Second, I just can’t imagine anyone wanting the job of being
the executioner. Now, from what I’ve heard, I know that they try to set it up
so that more than one person is involved in the execution, and there’s some
doubt as to who actually did the deed, but still…I can’t imagine having to live
with that…especially if it’s discovered later that “mistakes were made.”
Oh wait…there’s a third reason. The unfairness and
unevenness with which the death penalty is administered. Some populations are
sentenced to it statistically more than others. But that’s an issue for another
time.
Frankly, if we are to have a death penalty, I’d much prefer
for it to be a “smoking gun” death penalty. By that I mean, we have to have clear
video of you committing the murder, or there has to have been a crowd of people
nearby who saw you, chased you down, and caught you. There can’t be any of this
“reasonable doubt” stuff. It has to be absolutely certain that you did
it. That’s a death penalty I could live with. Otherwise, you get life in
prison.
But enough about that. Let me return to Kelly Gissendaner.
The article talked about the many appeals to spare her life,
especially after she converted to Christianity, turned her life around, and
completed a Theology degree through a program offered by Emory University. It
talked about how one of the many postponements of her execution clearly showed
“the hand of God” at work.
And this is where they lost me.
I’m not a hard-hearted person. I’m not an “eye for an eye”
person…at least not in the incorrect way that most people interpret it. But I
had to ask, “Where was the ‘hand of God’ when Douglas Gissendaner was being
murdered?” Why did God suddenly decide to “show his hand” in procedural delays
in order to further the appeals process for Kelly, and spare her life?

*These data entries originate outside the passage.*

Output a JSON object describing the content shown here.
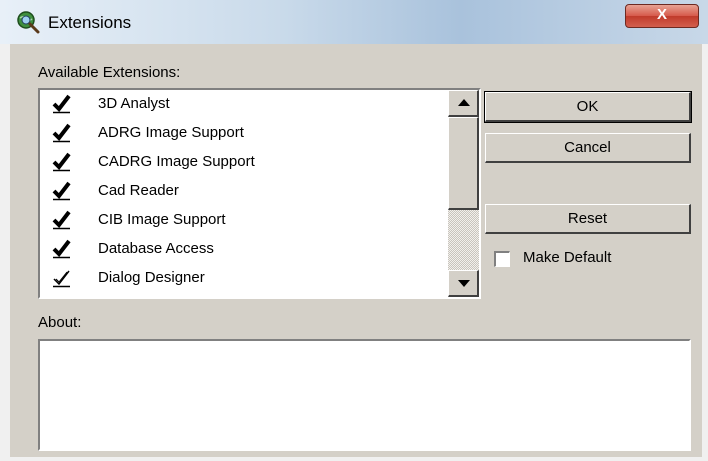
{
  "window": {
    "title": "Extensions",
    "close_label": "X",
    "icon": "globe-magnifier-icon"
  },
  "list": {
    "label": "Available Extensions:",
    "items": [
      {
        "label": "3D Analyst",
        "checked": true,
        "icon": "bold-check-icon"
      },
      {
        "label": "ADRG Image Support",
        "checked": true,
        "icon": "bold-check-icon"
      },
      {
        "label": "CADRG Image Support",
        "checked": true,
        "icon": "bold-check-icon"
      },
      {
        "label": "Cad Reader",
        "checked": true,
        "icon": "bold-check-icon"
      },
      {
        "label": "CIB Image Support",
        "checked": true,
        "icon": "bold-check-icon"
      },
      {
        "label": "Database Access",
        "checked": true,
        "icon": "bold-check-icon"
      },
      {
        "label": "Dialog Designer",
        "checked": true,
        "icon": "outline-check-icon"
      }
    ]
  },
  "buttons": {
    "ok": "OK",
    "cancel": "Cancel",
    "reset": "Reset"
  },
  "make_default": {
    "label": "Make Default",
    "checked": false
  },
  "about": {
    "label": "About:",
    "text": ""
  }
}
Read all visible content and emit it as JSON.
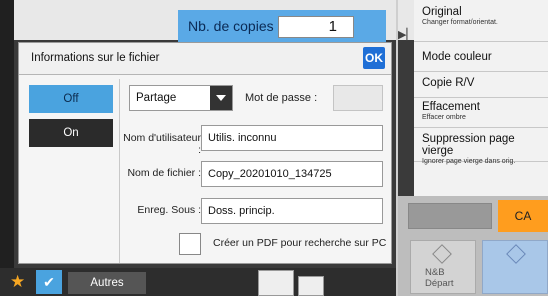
{
  "background": {
    "copies_label": "Nb. de copies",
    "copies_value": "1",
    "right_panel": {
      "items": [
        {
          "title": "Original",
          "subtitle": "Changer format/orientat."
        },
        {
          "title": "Mode couleur",
          "subtitle": ""
        },
        {
          "title": "Copie R/V",
          "subtitle": ""
        },
        {
          "title": "Effacement",
          "subtitle": "Effacer ombre"
        },
        {
          "title": "Suppression page vierge",
          "subtitle": "Ignorer page vierge dans orig."
        }
      ]
    },
    "ca_label": "CA",
    "nb_start_label_1": "N&B",
    "nb_start_label_2": "Départ",
    "autres_label": "Autres"
  },
  "dialog": {
    "title": "Informations sur le fichier",
    "ok_label": "OK",
    "toggle_off_label": "Off",
    "toggle_on_label": "On",
    "share_select_value": "Partage",
    "password_label": "Mot de passe :",
    "username_label": "Nom d'utilisateur :",
    "username_value": "Utilis. inconnu",
    "filename_label": "Nom de fichier :",
    "filename_value": "Copy_20201010_134725",
    "save_label": "Enreg. Sous :",
    "save_value": "Doss. princip.",
    "pdf_checkbox_label": "Créer un PDF pour recherche sur PC"
  },
  "colors": {
    "accent_blue": "#4aa3df",
    "ok_blue": "#1f6fd6",
    "ca_orange": "#ff9d1e"
  }
}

I also had to ask, and have asked before in similar cases,
“If you’ve become a Christian and have turned your life around, why are you
asking for special treatment?” I especially ask this of someone who has
completed a Theology degree, and should understand this better than the average
person in the pew. If Jesus went, uncomplaining to his death when he was
totally guiltless, why are you filing appeal after appeal (or allowing your
lawyers to do so) to prevent you from dying for something you’ve admitted to being
guilty of?
It just doesn’t work for me. And it especially doesn’t work
for me after finding out that she studied Dietrich Bonhoeffer.
So what finally happened? Was her sentence commuted? Was she
granted clemency? Did an appeal from Pope Francis save her life?
At the time that the article was written, it was unclear how
the story would end, and I wouldn’t find out until the next issue…a true
cliffhanger.
But no matter how it ended, I still have problems with the
idea of seeing “the hand of God” in the process.